Assets held outside of super are used to calculate your eligibility to the Age Pension only. You are assumed to retain these investments outside of super and they are not included in the projections of drawing down on your super.

Additional income

Additional income is used to calculate your eligibility to the Age Pension only. The income is indexed in line with wage inflation.

Fees and insurance premiums

Fees and insurance premiums are assumed to be as follows:

Management cost (% of assets)0.18%
Dollar fee (per annum)$93.60
Contribution fee (% of contribution)0.00%
Insurance premiums (per annum)$0.00
Adviser service fee (% of assets)0.00%

Fees are assumed to be tax-deductible in the fund. Contribution fees are deducted at the time of contribution. Other fees and insurance premiums are deducted continuously.

Dollar fees and insurance premiums are assumed to increase in line with the assumed level of general wage inflation. Other fees are assumed to remain constant in percentage terms over the projection period.


Target income

The target income that is shown in the modeller is defaulted to 75% of your current salary (after tax). You can vary this income according to your needs. If you want a guide as to what a comfortable income is, please refer to the Westpac ASFA Retirement Standard on our website.

Government Age Pension

Current Age pension thresholds and rates of payment are allowed for, based on the Single/Couple and Homeowner status of the user. Thresholds and rates of payment are indexed in line with CPI.

The age pension is subject to an asset test and an income test.

The asset test is based on the accrued balance of superannuation assets and other assets.

The age pension income test is based on deemed, rather than actual, income on superannuation and other assets.

The projection assumes that in retirement, funds are placed in an account-based pension and the income and assets test are calculated according to current rules.

Transition to retirement

The transition to retirement optimisation assumes that you continue working at the same rate, make additional salary sacrifice contributions, and draw a pension such that your net income remains constant. It calculates the contribution and drawing level which maximises the benefit within the superannuation environment.

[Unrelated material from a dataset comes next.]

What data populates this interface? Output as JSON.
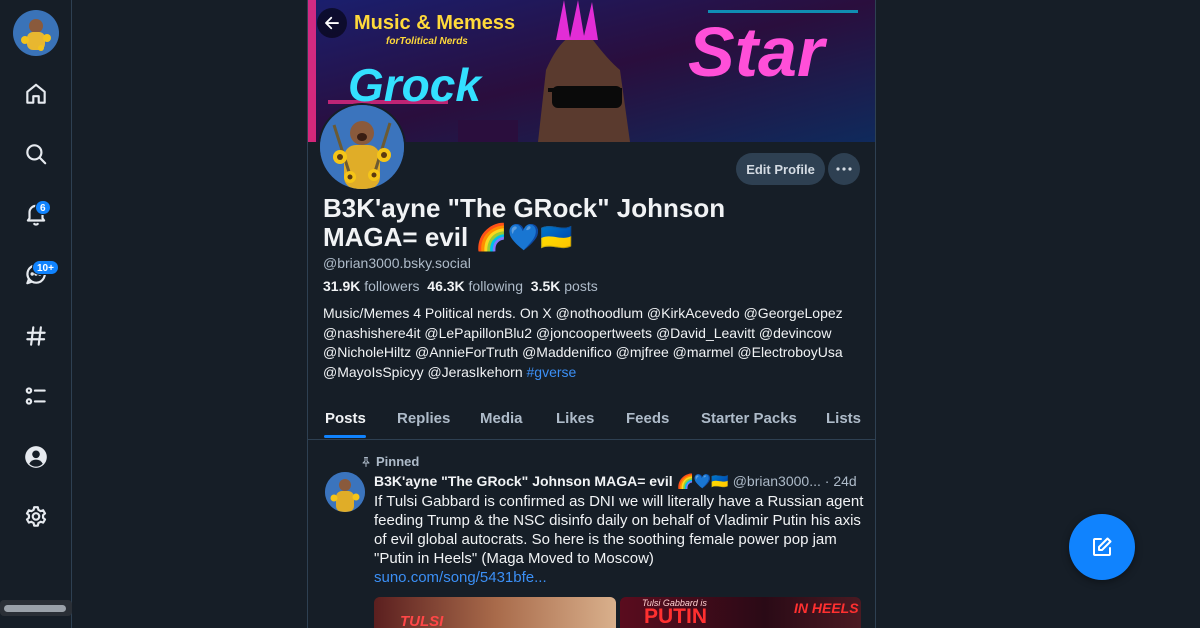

The drawings from superannuation in retirement are calculated as required income less other income (as entered by you) less any age pension amounts (as calculated by the Modeller).

Minimum drawings

There are statutory minimum superannuation drawings in both the TTR phase and in retirement (once funds have been converted to the pension phase). For the purpose of this projection, this minimum is effectively ignored in the TTR phase, on the basis that any excess drawings could be re-contributed as non-concessional contributions. Minimum drawing requirements are also ignored in the retirement phase. Though the funds would have to be withdrawn from superannuation, if they were not required to be spent to meet your target income, they would still be available, say in a bank account. Seen from the perspective of retirement funding, and without including an account external to superannuation, it seems better then to ignore the minimum drawing levels.